Sunday, October 07, 2007

Terra Nostrum

Roy at Alicublog has some notes on the recent eruptions of patriotic recrimination in This Land Is Your Land, This Land Is Our Land, and notes not for the first time that the red, white, and blue bullies "seem to have a depressingly low opinion of America." What he means is that they appear unable to eruct a single scrap-book image of main street--kids with flags, grannies holding babes, fire trucks, dalmations, marching bands, what have you--and their only model of national, martial glory is a world war now six decades past. But for a series of increasingly flimsy visual cues--the flag lapel pip at the forefront thereof--we should all find ourselves in a dusty land, bowing to the strange gods of Islamofascism.
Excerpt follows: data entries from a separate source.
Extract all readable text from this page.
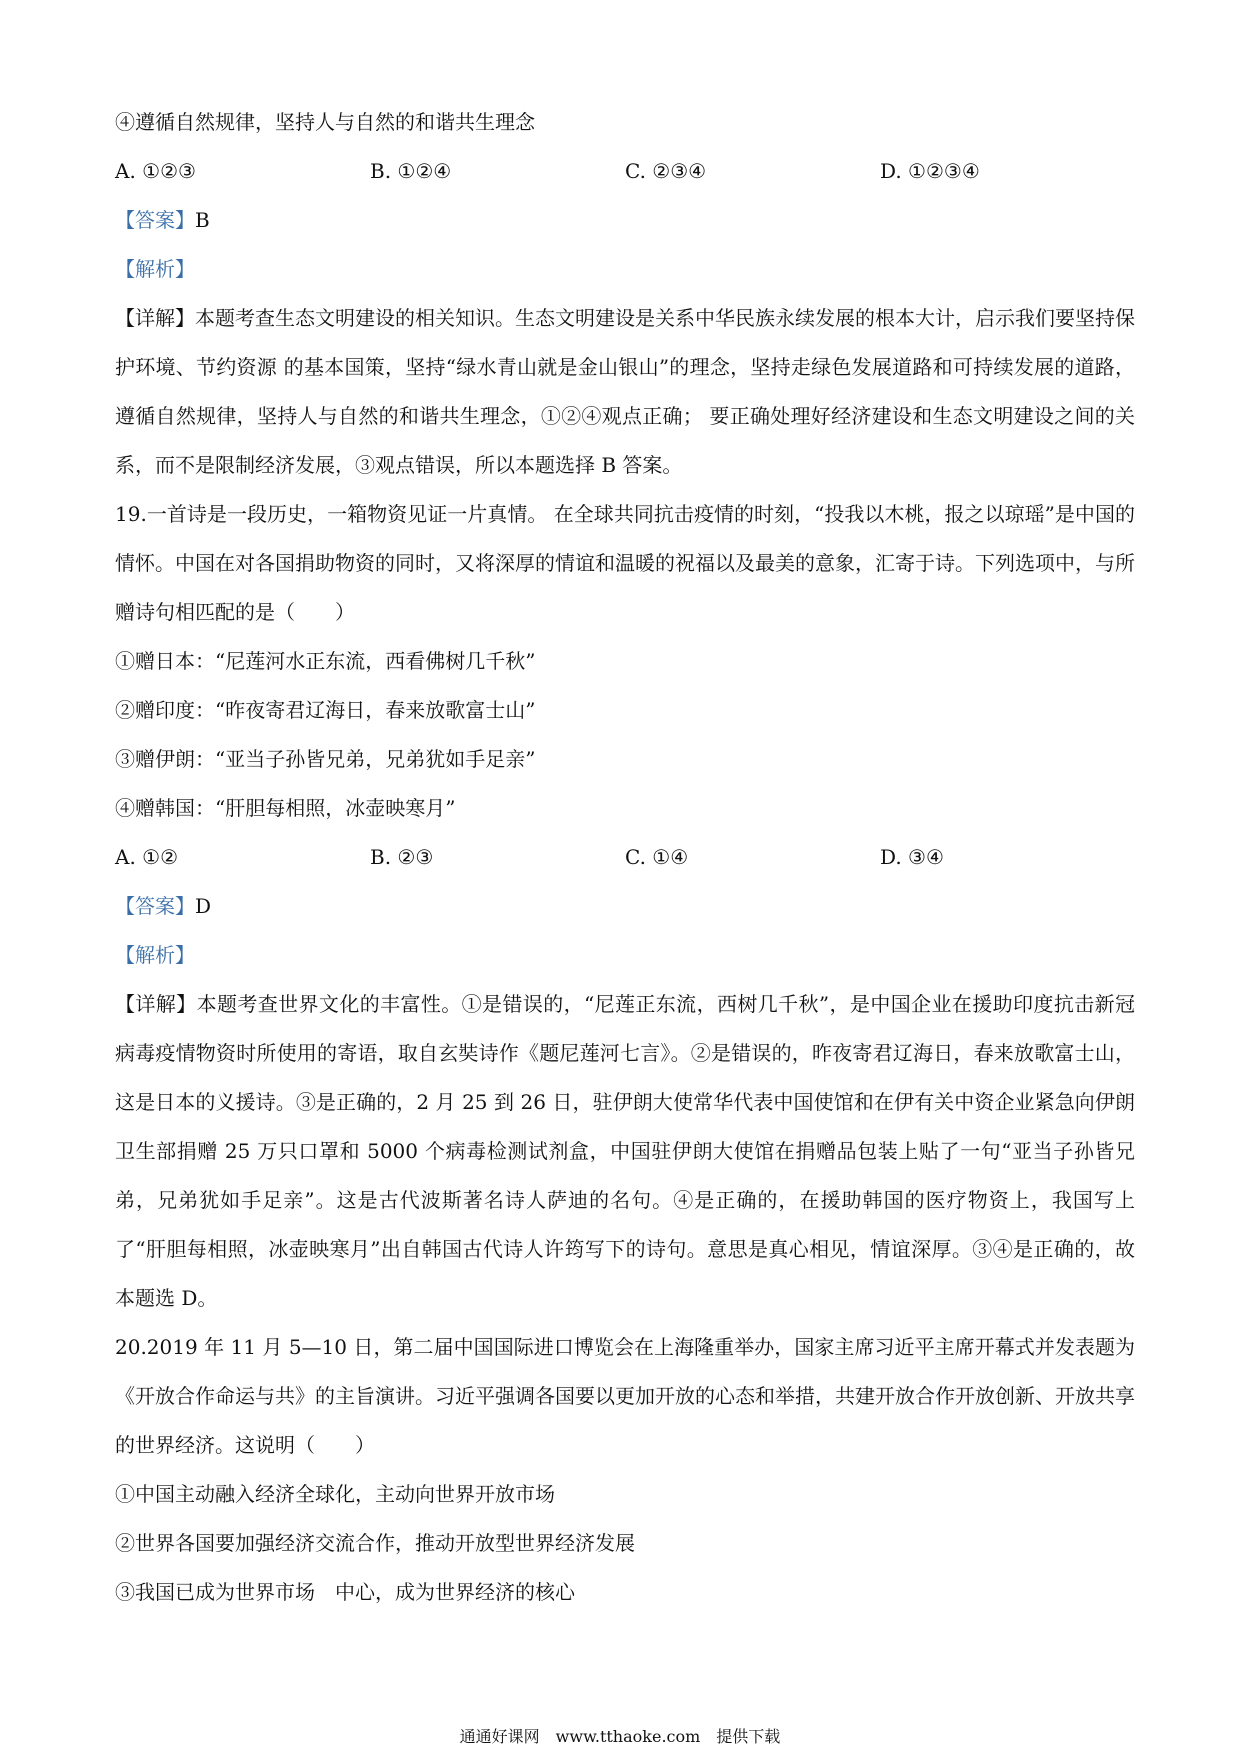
④遵循自然规律，坚持人与自然的和谐共生理念
A. ①②③	B. ①②④	C. ②③④	D. ①②③④
【答案】B
【解析】
【详解】本题考查生态文明建设的相关知识。生态文明建设是关系中华民族永续发展的根本大计，启示我们要坚持保护环境、节约资源 的基本国策，坚持“绿水青山就是金山银山”的理念，坚持走绿色发展道路和可持续发展的道路，遵循自然规律，坚持人与自然的和谐共生理念，①②④观点正确； 要正确处理好经济建设和生态文明建设之间的关系，而不是限制经济发展，③观点错误，所以本题选择 B 答案。
19.一首诗是一段历史，一箱物资见证一片真情。 在全球共同抗击疫情的时刻，“投我以木桃，报之以琼瑶”是中国的情怀。中国在对各国捐助物资的同时，又将深厚的情谊和温暖的祝福以及最美的意象，汇寄于诗。下列选项中，与所赠诗句相匹配的是（　　）
①赠日本：“尼莲河水正东流，西看佛树几千秋”
②赠印度：“昨夜寄君辽海日，春来放歌富士山”
③赠伊朗：“亚当子孙皆兄弟，兄弟犹如手足亲”
④赠韩国：“肝胆每相照，冰壶映寒月”
A. ①②	B. ②③	C. ①④	D. ③④
【答案】D
【解析】
【详解】本题考查世界文化的丰富性。①是错误的，“尼莲正东流，西树几千秋”，是中国企业在援助印度抗击新冠病毒疫情物资时所使用的寄语，取自玄奘诗作《题尼莲河七言》。②是错误的，昨夜寄君辽海日，春来放歌富士山，这是日本的义援诗。③是正确的，2 月 25 到 26 日，驻伊朗大使常华代表中国使馆和在伊有关中资企业紧急向伊朗卫生部捐赠 25 万只口罩和 5000 个病毒检测试剂盒，中国驻伊朗大使馆在捐赠品包装上贴了一句“亚当子孙皆兄弟，兄弟犹如手足亲”。这是古代波斯著名诗人萨迪的名句。④是正确的，在援助韩国的医疗物资上，我国写上了“肝胆每相照，冰壶映寒月”出自韩国古代诗人许筠写下的诗句。意思是真心相见，情谊深厚。③④是正确的，故本题选 D。
20.2019 年 11 月 5—10 日，第二届中国国际进口博览会在上海隆重举办，国家主席习近平主席开幕式并发表题为《开放合作命运与共》的主旨演讲。习近平强调各国要以更加开放的心态和举措，共建开放合作开放创新、开放共享的世界经济。这说明（　　）
①中国主动融入经济全球化，主动向世界开放市场
②世界各国要加强经济交流合作，推动开放型世界经济发展
③我国已成为世界市场　中心，成为世界经济的核心
通通好课网　www.tthaoke.com　提供下载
I confess to a low opinion of America. There was a time when that wasn't exactly the case. Even now I hold a sentimental affection for our founders and for the Constitution that they cobbled together so ingeniously. But all nostalgia is tinged with blindness. The myth of the radical democratic experiment is only a myth. Have we not done exactly as the Romans did? Kick out the natives. Kill off the rivals. Acquire a lot of slaves and a lot of land. Construct an occasionally representative oligarchy that lasted for a few centuries. Divest ourselves of all but the ceremonial vestiges of representation when the business of rule demanded it?